Fürs Handling ist s schöner, die Objekte direkt zu speichern, dann muß ich sie mir nicht anhand der ID erst zusammensuchen. Die Frage wäre, wie das vom Speicherverbrauch aussieht? Ich meine mal irgendwo gelesen zu haben, dass beim Speichern eines Objektes nur eine Art Link zum Objekt gespeichert wird. Somit dürfte der ja kaum Platz benötigen. Hab ich das richtig in Erinnerung?

Habt ihr dazu 'nen Tipp?
Viele Grüße
Fats


----------



## 0xdeadbeef (29. Nov 2009)

In einer ArrayList usw. kann man immer nur Objektreferenzen speichern. Auch ein String ist ein Objekt und selbst Basistypen wie int muß man in der Objektform Integer benutzen, um sie in einer Liste zu speichern. Das eigentliche Objekt ist dabei nie Bestandteil der Liste - die enthält halt immer nur die Referenz auf das Objekt. Es ist also für den Speicherverbrauch des Liste schnurz, ob Du darin Referenzen auf Integer, String oder irgendwelche anderen Objekte speicherst.

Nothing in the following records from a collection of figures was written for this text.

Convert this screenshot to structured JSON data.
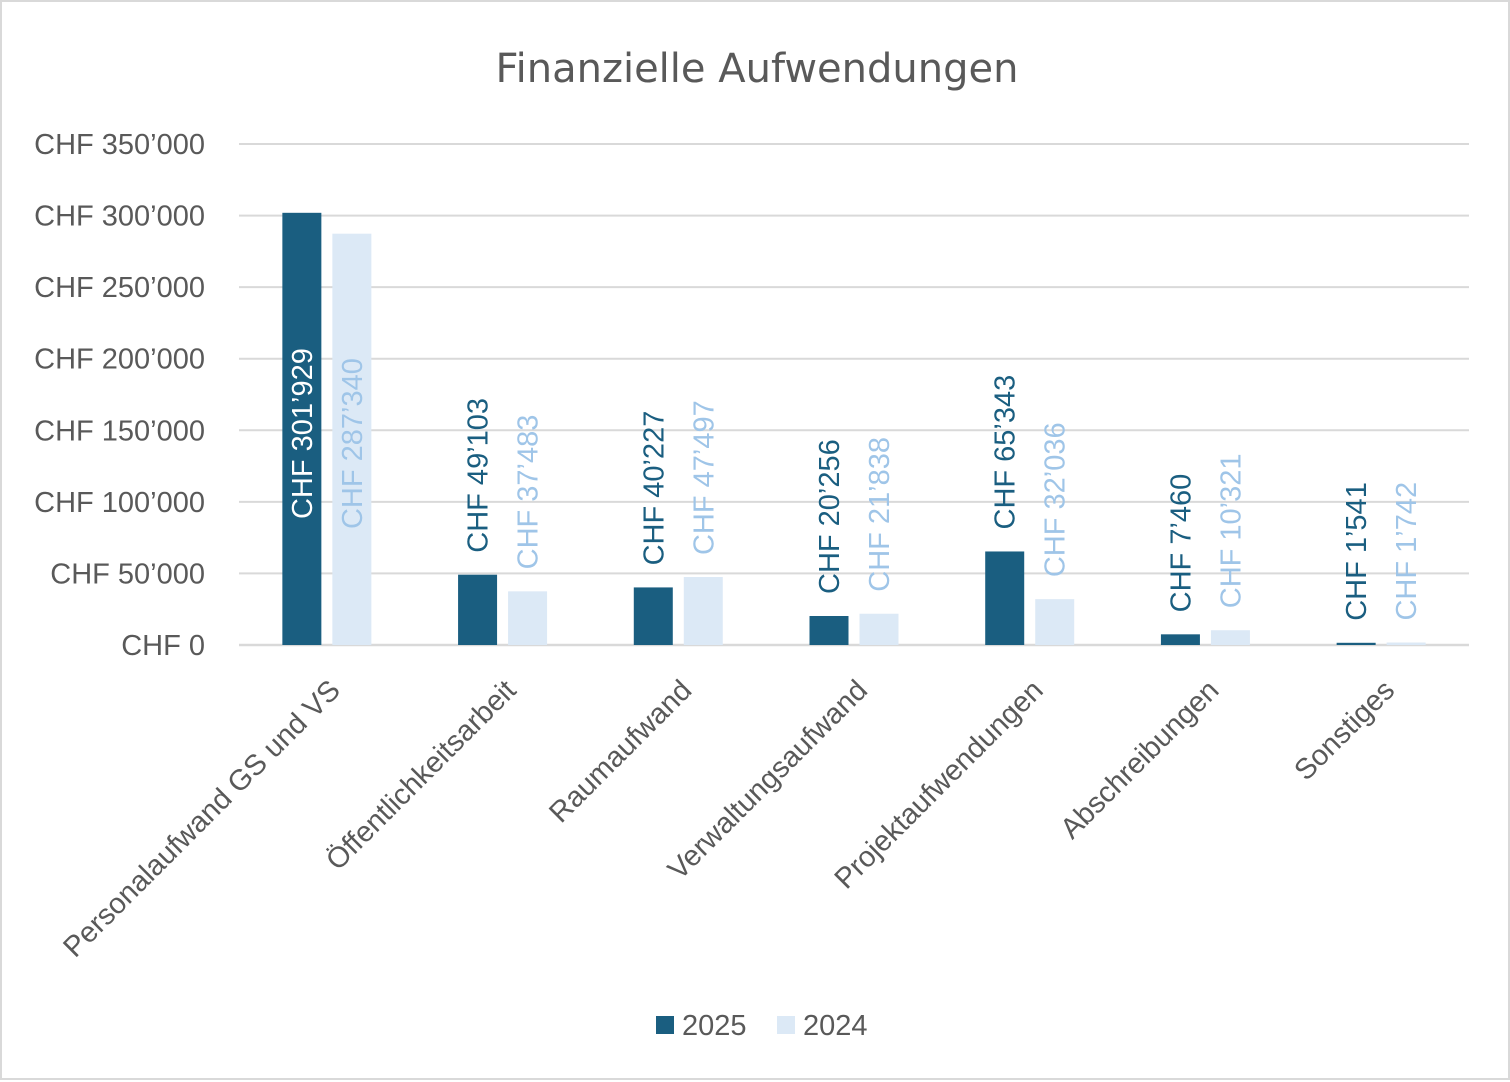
{
  "chart_data": {
    "type": "bar",
    "title": "Finanzielle Aufwendungen",
    "xlabel": "",
    "ylabel": "",
    "ylim": [
      0,
      350000
    ],
    "grid": true,
    "legend_position": "bottom",
    "y_ticks": [
      0,
      50000,
      100000,
      150000,
      200000,
      250000,
      300000,
      350000
    ],
    "y_tick_labels": [
      "CHF 0",
      "CHF 50’000",
      "CHF 100’000",
      "CHF 150’000",
      "CHF 200’000",
      "CHF 250’000",
      "CHF 300’000",
      "CHF 350’000"
    ],
    "categories": [
      "Personalaufwand GS und VS",
      "Öffentlichkeitsarbeit",
      "Raumaufwand",
      "Verwaltungsaufwand",
      "Projektaufwendungen",
      "Abschreibungen",
      "Sonstiges"
    ],
    "series": [
      {
        "name": "2025",
        "color": "#1a5e80",
        "label_color": "#1a5e80",
        "values": [
          301929,
          49103,
          40227,
          20256,
          65343,
          7460,
          1541
        ],
        "labels": [
          "CHF 301’929",
          "CHF 49’103",
          "CHF 40’227",
          "CHF 20’256",
          "CHF 65’343",
          "CHF 7’460",
          "CHF 1’541"
        ]
      },
      {
        "name": "2024",
        "color": "#dce9f6",
        "label_color": "#9fc5e8",
        "values": [
          287340,
          37483,
          47497,
          21838,
          32036,
          10321,
          1742
        ],
        "labels": [
          "CHF 287’340",
          "CHF 37’483",
          "CHF 47’497",
          "CHF 21’838",
          "CHF 32’036",
          "CHF 10’321",
          "CHF 1’742"
        ]
      }
    ],
    "inside_label_color_first_category": "#ffffff"
  }
}
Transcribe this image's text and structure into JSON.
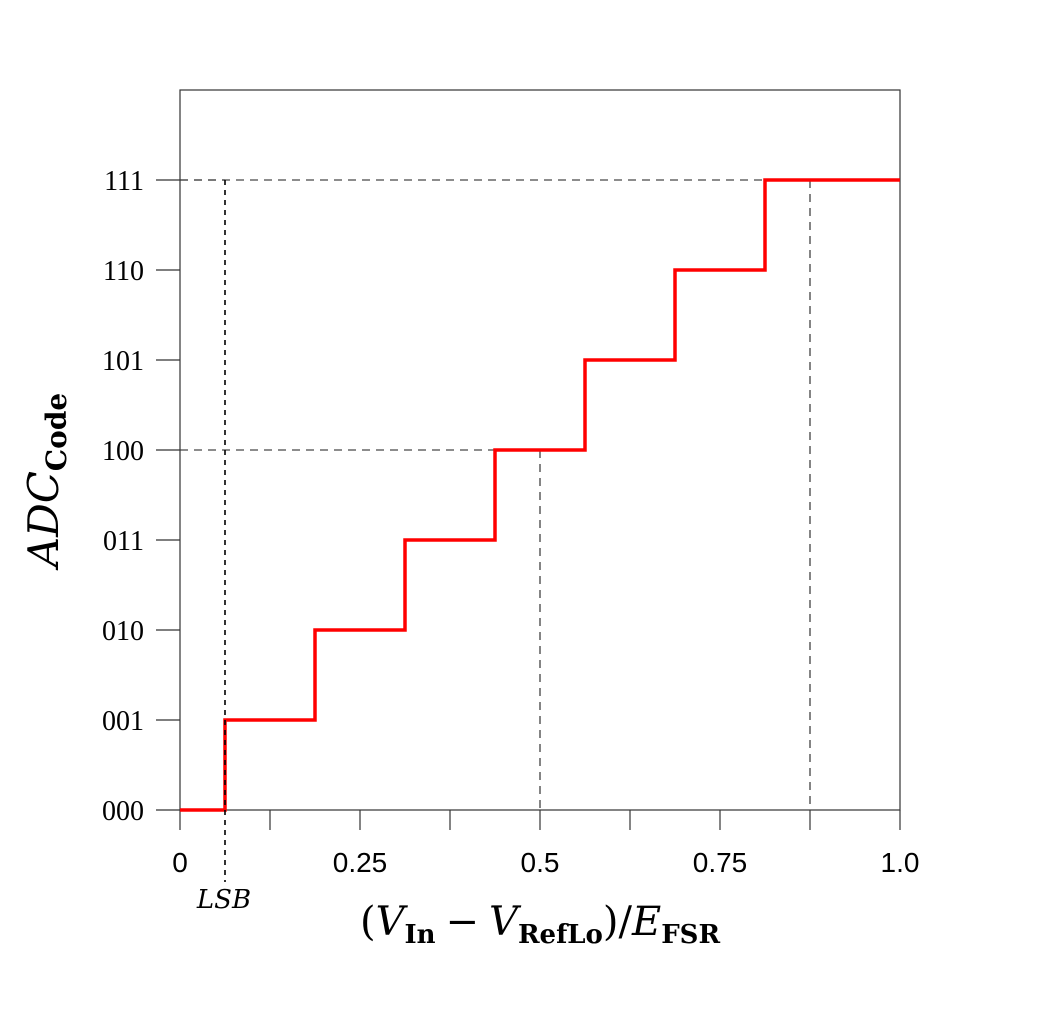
{
  "chart_data": {
    "type": "line",
    "step": true,
    "x": [
      0,
      0.0625,
      0.0625,
      0.1875,
      0.1875,
      0.3125,
      0.3125,
      0.4375,
      0.4375,
      0.5625,
      0.5625,
      0.6875,
      0.6875,
      0.8125,
      0.8125,
      1.0
    ],
    "y": [
      0,
      0,
      1,
      1,
      2,
      2,
      3,
      3,
      4,
      4,
      5,
      5,
      6,
      6,
      7,
      7
    ],
    "series_color": "#ff0000",
    "xlim": [
      0,
      1.0
    ],
    "ylim": [
      0,
      7
    ],
    "xticks": [
      0,
      0.125,
      0.25,
      0.375,
      0.5,
      0.625,
      0.75,
      0.875,
      1.0
    ],
    "xtick_labels": [
      {
        "value": 0,
        "label": "0"
      },
      {
        "value": 0.25,
        "label": "0.25"
      },
      {
        "value": 0.5,
        "label": "0.5"
      },
      {
        "value": 0.75,
        "label": "0.75"
      },
      {
        "value": 1.0,
        "label": "1.0"
      }
    ],
    "yticks": [
      {
        "value": 0,
        "label": "000"
      },
      {
        "value": 1,
        "label": "001"
      },
      {
        "value": 2,
        "label": "010"
      },
      {
        "value": 3,
        "label": "011"
      },
      {
        "value": 4,
        "label": "100"
      },
      {
        "value": 5,
        "label": "101"
      },
      {
        "value": 6,
        "label": "110"
      },
      {
        "value": 7,
        "label": "111"
      }
    ],
    "reference_lines": [
      {
        "x": 0.0625,
        "y": 7,
        "style": "dashed-black",
        "extends_below_axis": true
      },
      {
        "x": 0.5,
        "y": 4,
        "style": "dashed-gray"
      },
      {
        "x": 0.875,
        "y": 7,
        "style": "dashed-gray"
      }
    ],
    "annotation": "LSB",
    "xlabel": {
      "open": "(",
      "V1": "V",
      "sub1": "In",
      "minus": "−",
      "V2": "V",
      "sub2": "RefLo",
      "close": ")/",
      "E": "E",
      "sub3": "FSR"
    },
    "ylabel": {
      "main": "ADC",
      "sub": "Code"
    },
    "grid": false
  }
}
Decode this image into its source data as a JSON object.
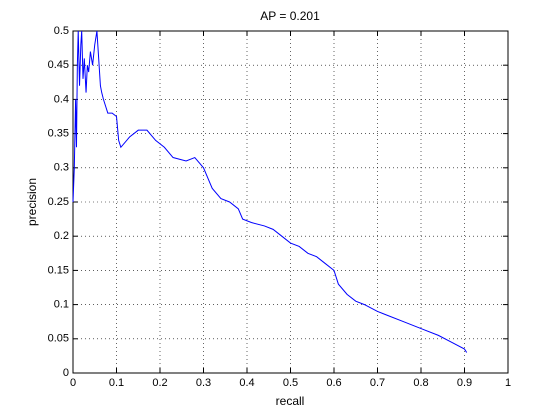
{
  "chart_data": {
    "type": "line",
    "title": "AP = 0.201",
    "xlabel": "recall",
    "ylabel": "precision",
    "x": [
      0,
      0.003,
      0.006,
      0.008,
      0.01,
      0.012,
      0.015,
      0.018,
      0.02,
      0.023,
      0.026,
      0.03,
      0.033,
      0.036,
      0.04,
      0.045,
      0.05,
      0.055,
      0.06,
      0.063,
      0.066,
      0.07,
      0.075,
      0.08,
      0.09,
      0.1,
      0.105,
      0.11,
      0.13,
      0.15,
      0.17,
      0.19,
      0.21,
      0.23,
      0.26,
      0.28,
      0.3,
      0.31,
      0.32,
      0.34,
      0.36,
      0.38,
      0.39,
      0.41,
      0.44,
      0.46,
      0.48,
      0.5,
      0.52,
      0.54,
      0.56,
      0.58,
      0.6,
      0.61,
      0.63,
      0.65,
      0.67,
      0.7,
      0.72,
      0.76,
      0.8,
      0.84,
      0.87,
      0.9,
      0.905
    ],
    "values": [
      0.25,
      0.3,
      0.4,
      0.33,
      0.45,
      0.5,
      0.42,
      0.48,
      0.5,
      0.43,
      0.46,
      0.41,
      0.45,
      0.44,
      0.47,
      0.45,
      0.48,
      0.5,
      0.45,
      0.42,
      0.41,
      0.4,
      0.39,
      0.38,
      0.38,
      0.375,
      0.34,
      0.33,
      0.345,
      0.355,
      0.355,
      0.34,
      0.33,
      0.315,
      0.31,
      0.315,
      0.3,
      0.285,
      0.27,
      0.255,
      0.25,
      0.24,
      0.225,
      0.22,
      0.215,
      0.21,
      0.2,
      0.19,
      0.185,
      0.175,
      0.17,
      0.16,
      0.15,
      0.13,
      0.115,
      0.105,
      0.1,
      0.09,
      0.085,
      0.075,
      0.065,
      0.055,
      0.045,
      0.035,
      0.03
    ],
    "color": "#0000ff",
    "xlim": [
      0,
      1
    ],
    "ylim": [
      0,
      0.5
    ],
    "xticks": [
      0,
      0.1,
      0.2,
      0.3,
      0.4,
      0.5,
      0.6,
      0.7,
      0.8,
      0.9,
      1
    ],
    "yticks": [
      0,
      0.05,
      0.1,
      0.15,
      0.2,
      0.25,
      0.3,
      0.35,
      0.4,
      0.45,
      0.5
    ],
    "grid": true
  }
}
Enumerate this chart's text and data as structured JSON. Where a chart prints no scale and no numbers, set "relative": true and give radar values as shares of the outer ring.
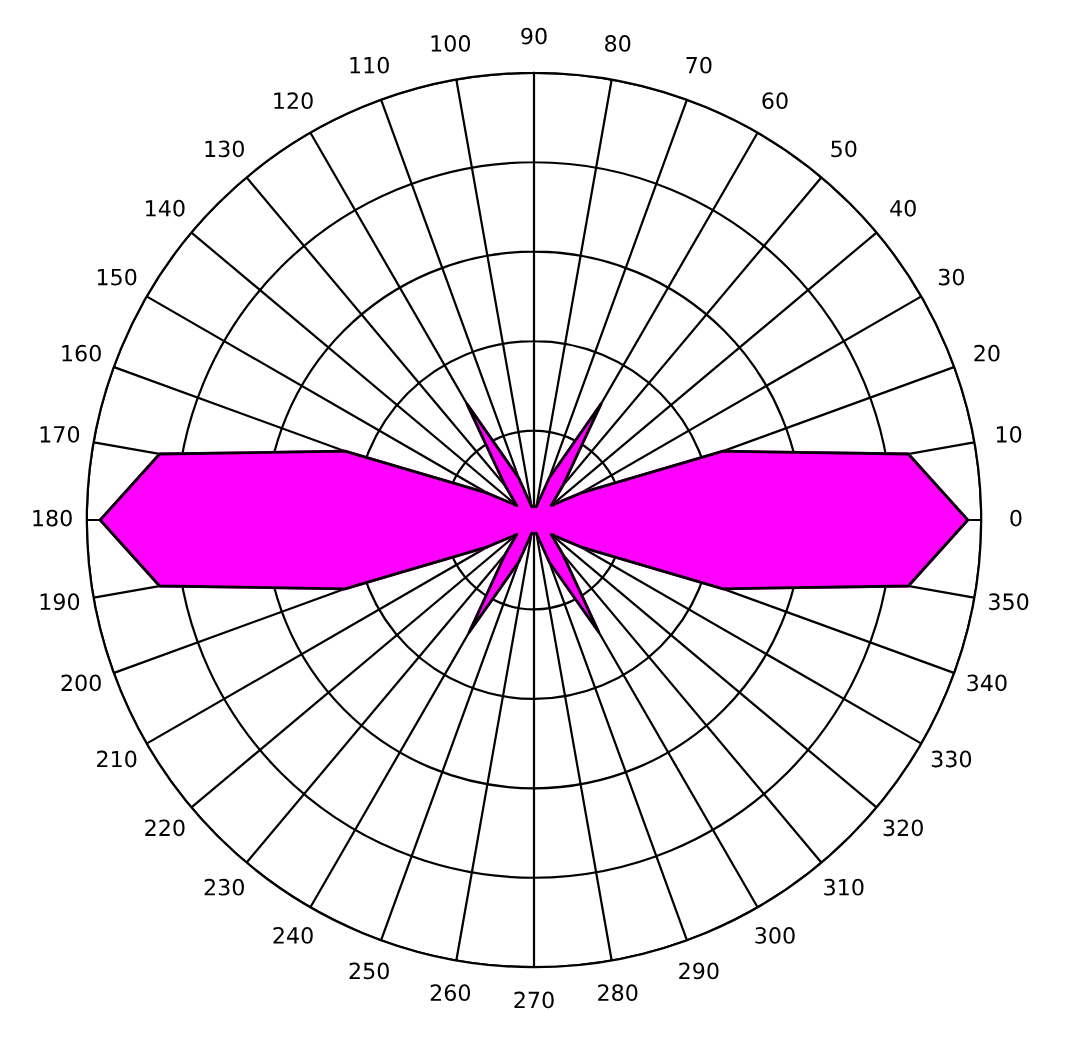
{
  "chart_data": {
    "type": "radar",
    "relative": true,
    "grid": true,
    "legend": false,
    "categories": [
      "90",
      "80",
      "70",
      "60",
      "50",
      "40",
      "30",
      "20",
      "10",
      "0",
      "350",
      "340",
      "330",
      "320",
      "310",
      "300",
      "290",
      "280",
      "270",
      "260",
      "250",
      "240",
      "230",
      "220",
      "210",
      "200",
      "190",
      "180",
      "170",
      "160",
      "150",
      "140",
      "130",
      "120",
      "110",
      "100"
    ],
    "series": [
      {
        "color": "#ff00ff",
        "values": [
          0.03,
          0.03,
          0.1,
          0.3,
          0.1,
          0.05,
          0.12,
          0.45,
          0.85,
          0.97,
          0.85,
          0.45,
          0.12,
          0.05,
          0.1,
          0.29,
          0.1,
          0.03,
          0.03,
          0.03,
          0.1,
          0.29,
          0.1,
          0.05,
          0.12,
          0.45,
          0.85,
          0.97,
          0.85,
          0.45,
          0.12,
          0.05,
          0.1,
          0.3,
          0.1,
          0.03
        ]
      }
    ]
  }
}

Du mußt dir nur immer darüber klar sein, daß (genau aus diesem Grund) das Einfügen des gleichen Objekts in mehrere ArrayLists das Objekt selber nicht vervielfacht. Falls Du das brauchen solltest (wonach es aber nicht klingt), mußt Du das Objekt per clone() o.ä. duplizieren. Aber auch da muß man wieder aufpassen, weil lediglich eine "flache" Kopie erzeugt wird, also im Objekt enthaltene Referenzen auf weitere Objekte nur kopiert werden, aber die entsprechenden Objekte selber nicht dupliziert.


----------



## Fats (29. Nov 2009)

Stimmt - String ist ja auch "nur" ein Objekt!  Nein, eine Kopie des Objektes wollte ich tatsächlich nicht haben, das hattest Du schon richtig verstanden. Prima, dann bin ich hier doch auf dem richtigen Weg 

Vielen Dank und viele Grüße!
Fats


----------